Sugar and coffee hit multi-year highs

Sugar and coffee prices hit multi-year highs on Monday, further boosting food inflation concerns as supply problems mounted after a string of lower-than-expected harvests due to unfavourable weather, analysts said.

The surge in sugar and coffee prices comes as other agricultural commodities – from corn and wheat to soyabean and barley – trade near a two-year high. Analysts said sugar supplies remained tight after a low crop in Brazil, the world’s top exporter, and Australia due to bad weather and also export restrictions in India, the second-largest producer.


The European Union has delayed a decision about allowing further export licences, with officials in Brussels saying the priority is to supply the internal market. Last week, Portugal ran out of sugar briefly, the first European country to suffer a sugar shortage in at least 30 years.

In New York, ICE March raw sugar surged to a 30-year high of 33.5 cents per pound, up 3.1 per cent on the day and above the previous peak set in November.

“The highs posted nearly two months ago have been breached without any sign of a let-up,” said Thomas Kujawa, a sugar broker at Sucden in London. “Any retracement may prove to be short-lived,” he added.

Raw sugar prices later pared gains to trade up 1.1 per cent to 32.85 cents.

Since January, the cost of raw sugar has surged by 22 per cent and traders anticipate further gains in 2011 as demand outpaces supply by a large margin.

India said last week that it would tentatively allow unrestricted exports of 500,000 tonnes of sugar in the near term.

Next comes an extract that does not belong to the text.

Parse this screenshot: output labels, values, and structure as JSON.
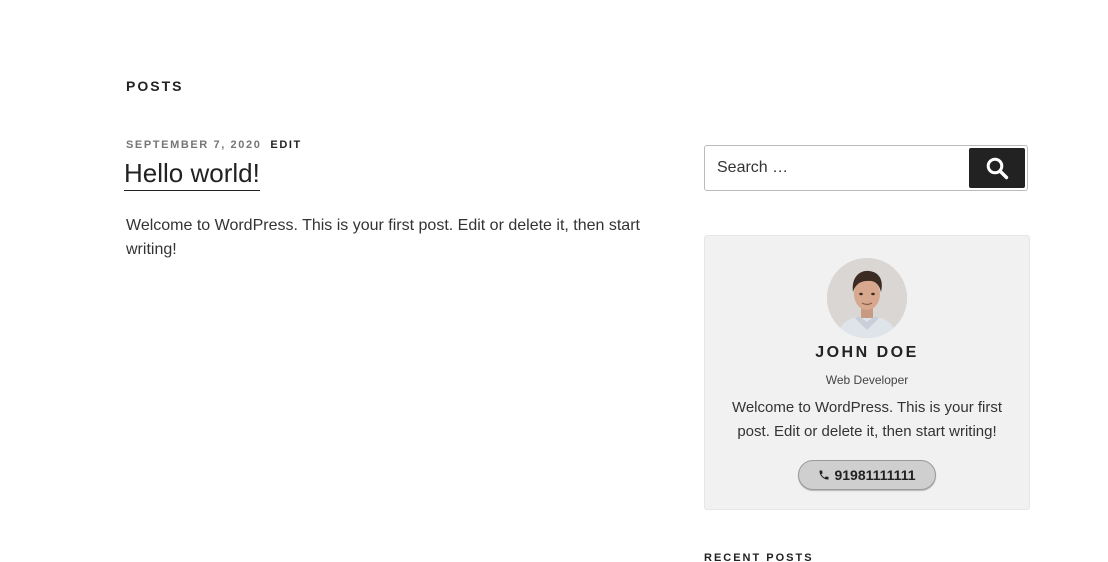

But the country has yet to make official its commitment and traders worry that New Delhi will only allow exports in a drip-by-drip fashion.

“India does not want any big amount of sugar to leave the country in a rush,” said Toby Cohen, head of research at Czarnikow, the London-based sugar merchant. Meanwhile, ICE March arabica coffee surged briefly to a fresh 13½-year high of $2.2695 a pound, up 0.7 per cent on the day.

The contract for the high- quality beans later moved down on profit-taking, losing 0.3 per cent to $2.2455 a pound. Analysts said that output in Colombia, the world’s top producer of high-quality arabica coffee, will be much lower than expected. The country’s output fell last season to a 35-year low of 8.1m bags, each of 60kg.

The market had previously expected that production would recover to 10m bags or even higher but most recent forecasts, after heavy rains hit the coffee areas, put Colombia’s output at 9m bags, nearly 2m bags under the 10-year average coffee production of 10.9m bags.